Ecrit par Sophie Galabru 30.10.14 dans La Une Livres, Les Livres, Critiques, Babel (Actes Sud), Roman

Cherchez la femme. Réédition 10/2014. 702 p. 11 €

Ecrivain(s): Alice Ferney Edition: Babel (Actes Sud)

Cherchez la femme, Alice Ferney

 

A travers un récit transgénérationnel décliné selon deux grandes histoires d’amour, Alice Ferney entreprend un vaste roman et une analyse psychologique du couple, de ses débuts à son délitement. Racontant l’histoire de Serge Korol à partir de la seconde moitié du livre, l’auteur déploie d’abord patiemment celle de ses parents, de leur rencontre, des motivations secrètes, sous-tendu par un principe psychanalytique bien connu : le passé de nos aïeux, et de nos parents pèse de toute sa force sur notre éducation, notre enfance, nos projets, nos désirs, et nos choix.

Dès lors, Alice Ferney revient sur cette première intrigue amoureuse, celle des parents de Serge : Nina Javorsky, fille et petite-fille de mineurs polonais et Vladimir Korol ingénieur de la mine. A travers les lignes, l’auteur entend moins décrire le présent des protagonistes pour ce qu’il est que pour le résultat de facteurs conjugués dont il résulte : nulle vérité romanesque à l’œuvre, mais le décryptage du mensonge romantique à partir du passé des êtres et des désirs qu’il sécrète. La rencontre tend donc vers sa décomposition en éléments simples : désir de s’élever socialement pour Nina Javorsky, désir de transformer un simple désir charnel en un coup de foudre pour Vladimir Korol. L’amour et le couple naissent plus souvent qu’on ne veut bien le dire de ces ingrédients dont on souhaite se cacher la simplicité :

« Accepter en soi l’instinct sexuel, sans gêne ni effroi, n’était pas de sa génération. Il était né en 1932 : il transforma le désir en sentiment » (p.15).
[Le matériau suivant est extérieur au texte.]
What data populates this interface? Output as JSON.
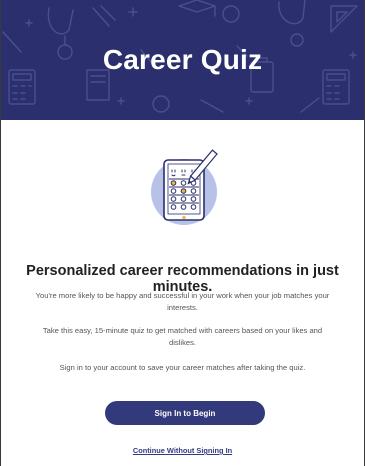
{
  "header": {
    "title": "Career Quiz",
    "background_color": "#2b2f6e"
  },
  "illustration": {
    "icon": "quiz-tablet-icon"
  },
  "content": {
    "headline": "Personalized career recommendations in just minutes.",
    "paragraphs": [
      "You're more likely to be happy and successful in your work when your job matches your interests.",
      "Take this easy, 15-minute quiz to get matched with careers based on your likes and dislikes.",
      "Sign in to your account to save your career matches after taking the quiz."
    ]
  },
  "actions": {
    "primary_label": "Sign In to Begin",
    "primary_color": "#323a7c",
    "secondary_label": "Continue Without Signing In"
  }
}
Derrière ces analyses qui constituent le véritable fil rouge de l’auteur, on pourrait vouloir opposer la complexité du désir indépendamment de son analyse psychologique, ou bien encore arguer de sa richesse suffisante à la matière romanesque, refuser la continuelle décomposition psychologique des sentiments. Contre le parti pris unique de ce roman conduisant souvent à l’évaporation du désir et de l’amour par la reconduction à ses facteurs sociologiques ou familiaux, il faut pourtant concéder qu’Alice Ferney sait donner à lire quelques belles sentences qui parviennent à relever nos regrets :

« Mais Dieu sait où mènent les commencements lorsque leur légèreté nous fait honte » (p.15), « Elle faisait la découverte de l’immense sollicitude qui jaillit comme une fontaine dans le temps de la séduction et la terre du désir » (p.26).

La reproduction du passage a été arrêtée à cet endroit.